El campo estaba cubierto de rojo, con muchísimas banderas chilenas, y alguna bandera española. Entre el rojo se distinguían manchas amarillas de brasileños. Los himnos y empieza el partido.
Todavía me pregunto de qué sirve pitar al equipo contrario si no ha hecho ningún tipo de juego sucio. Desde el principio, los brasileños que tuve a mi lado pitaron a Diego Costa, el jugador brasileño naturalizado en España. Puedo entender la rabia, pero no los insultos. Las pitadas se extendieron al resto del equipo español. A cada gol de Chile, los brasileños que tenía a mi lado pitaban más contra España. Los gritos de «Eliminados, eliminados», o «Diego, viado» (Diego, maricón) se repetían por parte de los brasileños en un sinsentido en el que los chilenos se comportaban aplaudiendo a su equipo y -por lo general- callando cuando jugaba España.

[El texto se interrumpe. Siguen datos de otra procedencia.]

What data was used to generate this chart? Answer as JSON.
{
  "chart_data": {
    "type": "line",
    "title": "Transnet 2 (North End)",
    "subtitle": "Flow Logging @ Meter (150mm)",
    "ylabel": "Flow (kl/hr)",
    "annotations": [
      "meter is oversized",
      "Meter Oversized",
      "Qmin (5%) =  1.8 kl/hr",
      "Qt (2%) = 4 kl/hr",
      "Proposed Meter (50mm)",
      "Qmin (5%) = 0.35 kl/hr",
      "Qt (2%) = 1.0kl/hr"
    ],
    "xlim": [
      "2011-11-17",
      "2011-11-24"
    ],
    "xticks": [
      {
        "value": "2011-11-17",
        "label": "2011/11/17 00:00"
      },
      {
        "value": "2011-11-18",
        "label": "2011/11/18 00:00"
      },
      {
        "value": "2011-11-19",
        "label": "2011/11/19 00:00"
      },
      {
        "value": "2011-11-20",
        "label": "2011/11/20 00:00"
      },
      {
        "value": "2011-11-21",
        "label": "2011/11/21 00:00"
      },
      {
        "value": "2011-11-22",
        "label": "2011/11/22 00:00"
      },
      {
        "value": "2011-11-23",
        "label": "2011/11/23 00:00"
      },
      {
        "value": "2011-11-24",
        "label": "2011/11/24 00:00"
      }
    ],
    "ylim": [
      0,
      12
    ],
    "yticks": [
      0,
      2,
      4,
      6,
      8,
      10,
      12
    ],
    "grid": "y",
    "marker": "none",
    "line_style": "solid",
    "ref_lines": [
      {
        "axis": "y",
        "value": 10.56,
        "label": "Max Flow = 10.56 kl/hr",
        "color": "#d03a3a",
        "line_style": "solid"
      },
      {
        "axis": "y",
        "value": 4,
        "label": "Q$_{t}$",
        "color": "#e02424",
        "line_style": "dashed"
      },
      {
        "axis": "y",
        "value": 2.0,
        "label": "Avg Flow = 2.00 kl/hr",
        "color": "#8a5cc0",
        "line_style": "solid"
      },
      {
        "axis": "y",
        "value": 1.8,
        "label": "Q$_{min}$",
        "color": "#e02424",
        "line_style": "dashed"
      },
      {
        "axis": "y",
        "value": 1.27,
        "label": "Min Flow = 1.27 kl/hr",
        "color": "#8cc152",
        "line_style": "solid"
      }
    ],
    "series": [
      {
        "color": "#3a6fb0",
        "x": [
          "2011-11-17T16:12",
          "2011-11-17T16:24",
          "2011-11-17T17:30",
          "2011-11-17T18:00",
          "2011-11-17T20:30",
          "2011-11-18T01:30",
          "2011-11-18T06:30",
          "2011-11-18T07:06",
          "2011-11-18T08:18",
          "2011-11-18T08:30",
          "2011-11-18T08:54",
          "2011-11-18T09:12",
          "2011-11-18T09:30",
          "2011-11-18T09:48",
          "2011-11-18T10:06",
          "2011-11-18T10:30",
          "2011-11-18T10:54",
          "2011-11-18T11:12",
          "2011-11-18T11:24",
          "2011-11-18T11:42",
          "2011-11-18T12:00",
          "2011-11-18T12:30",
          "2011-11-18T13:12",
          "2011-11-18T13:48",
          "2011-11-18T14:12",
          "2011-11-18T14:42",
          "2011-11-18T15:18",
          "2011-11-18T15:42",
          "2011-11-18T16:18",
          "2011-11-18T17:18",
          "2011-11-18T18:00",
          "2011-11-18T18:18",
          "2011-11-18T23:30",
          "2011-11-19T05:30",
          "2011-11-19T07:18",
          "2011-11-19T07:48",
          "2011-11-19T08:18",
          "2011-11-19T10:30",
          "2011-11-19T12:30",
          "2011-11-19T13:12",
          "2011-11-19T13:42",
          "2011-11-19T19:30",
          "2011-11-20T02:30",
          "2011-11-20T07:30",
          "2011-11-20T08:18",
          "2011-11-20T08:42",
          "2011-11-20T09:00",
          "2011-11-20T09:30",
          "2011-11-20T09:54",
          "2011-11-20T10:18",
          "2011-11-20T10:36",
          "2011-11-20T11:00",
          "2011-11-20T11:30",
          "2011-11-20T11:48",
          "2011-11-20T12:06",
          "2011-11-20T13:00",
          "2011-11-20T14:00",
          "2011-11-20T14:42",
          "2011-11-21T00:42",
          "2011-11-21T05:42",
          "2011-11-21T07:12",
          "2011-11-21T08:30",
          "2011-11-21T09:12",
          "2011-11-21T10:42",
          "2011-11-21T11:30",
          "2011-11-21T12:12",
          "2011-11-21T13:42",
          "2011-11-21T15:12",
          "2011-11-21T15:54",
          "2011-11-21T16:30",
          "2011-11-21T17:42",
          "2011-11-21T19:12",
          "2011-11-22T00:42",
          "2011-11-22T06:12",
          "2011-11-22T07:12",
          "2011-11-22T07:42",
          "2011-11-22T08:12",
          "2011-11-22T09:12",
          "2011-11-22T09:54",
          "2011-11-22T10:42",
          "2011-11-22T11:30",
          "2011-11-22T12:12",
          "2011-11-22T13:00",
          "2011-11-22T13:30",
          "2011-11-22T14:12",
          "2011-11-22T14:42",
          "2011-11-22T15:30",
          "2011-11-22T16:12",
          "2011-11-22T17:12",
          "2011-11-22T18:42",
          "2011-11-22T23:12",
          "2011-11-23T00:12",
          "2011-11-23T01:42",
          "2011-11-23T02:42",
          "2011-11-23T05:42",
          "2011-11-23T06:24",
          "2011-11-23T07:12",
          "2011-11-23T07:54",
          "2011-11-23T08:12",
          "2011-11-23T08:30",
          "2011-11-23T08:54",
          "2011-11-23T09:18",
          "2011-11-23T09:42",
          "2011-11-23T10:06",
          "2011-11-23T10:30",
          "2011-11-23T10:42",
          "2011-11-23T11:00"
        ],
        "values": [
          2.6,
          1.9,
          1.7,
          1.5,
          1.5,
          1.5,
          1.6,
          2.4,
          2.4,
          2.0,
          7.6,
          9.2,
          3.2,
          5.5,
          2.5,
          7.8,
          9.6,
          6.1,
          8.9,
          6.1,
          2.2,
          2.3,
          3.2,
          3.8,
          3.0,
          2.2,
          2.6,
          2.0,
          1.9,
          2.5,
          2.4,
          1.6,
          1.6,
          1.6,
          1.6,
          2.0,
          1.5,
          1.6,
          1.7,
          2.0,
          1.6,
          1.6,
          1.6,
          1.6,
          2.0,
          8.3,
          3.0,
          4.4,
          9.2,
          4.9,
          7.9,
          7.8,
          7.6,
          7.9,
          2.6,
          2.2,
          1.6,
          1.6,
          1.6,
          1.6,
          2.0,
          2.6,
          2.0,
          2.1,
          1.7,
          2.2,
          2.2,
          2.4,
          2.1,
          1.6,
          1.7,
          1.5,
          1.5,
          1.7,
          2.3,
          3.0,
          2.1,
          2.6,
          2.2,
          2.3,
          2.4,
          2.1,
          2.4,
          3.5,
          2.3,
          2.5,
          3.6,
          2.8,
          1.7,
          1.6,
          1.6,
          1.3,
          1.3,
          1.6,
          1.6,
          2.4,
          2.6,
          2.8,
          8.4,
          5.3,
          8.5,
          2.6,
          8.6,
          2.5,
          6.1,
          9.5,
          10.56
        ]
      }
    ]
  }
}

Por un momento odié Brasil. Me daba la sensación de que pitaban por pitar, por armar gresca, por incitar a los españoles a la violencia -cosa que no ocurrió, tal vez por la pena con la que muchos salían del estadio-. Pero al cabo de un rato, y con otros comentarios de amigos brasileños mucho mas cuerdos, reflexioné sobre quién estaba realmente alzando un grito homofóbico, un aliento a la violencia entre equipos y un sinsentido incluso político (también se oyó algun «Ey, Dilma, vai tomar no cú», en un partido que no tenía nada que ver con el asunto). No eran «los brasileños», sino una parte del pueblo brasileño que tenía dinero suficiente como para viajar a Rio de Janeiro, para pagar los 270 reales de entrada (casi un 40% del salario mínimo en Brasil), blancos, que alababan la limpieza y el bienestar de Europa pero que al llegar a São Paulo no paraban en los pasos de peatones o tiraban los papeles al suelo sin importarles un rábano. Ese pequeño porcentaje de Brasil, hipócrita, que maneja y transmite esos valores al resto de la masa.
Pero Brasil es más que eso.
Volví a querer a Brasil como un todo, sin dejar de odiar a esos snobs que están creando un infierno de lo que podía ser el mejor país del mundo. Porque de esa gentuza hay en todas partes, solo que, por dimensiones del país, aquí, en Brasil, es mucha.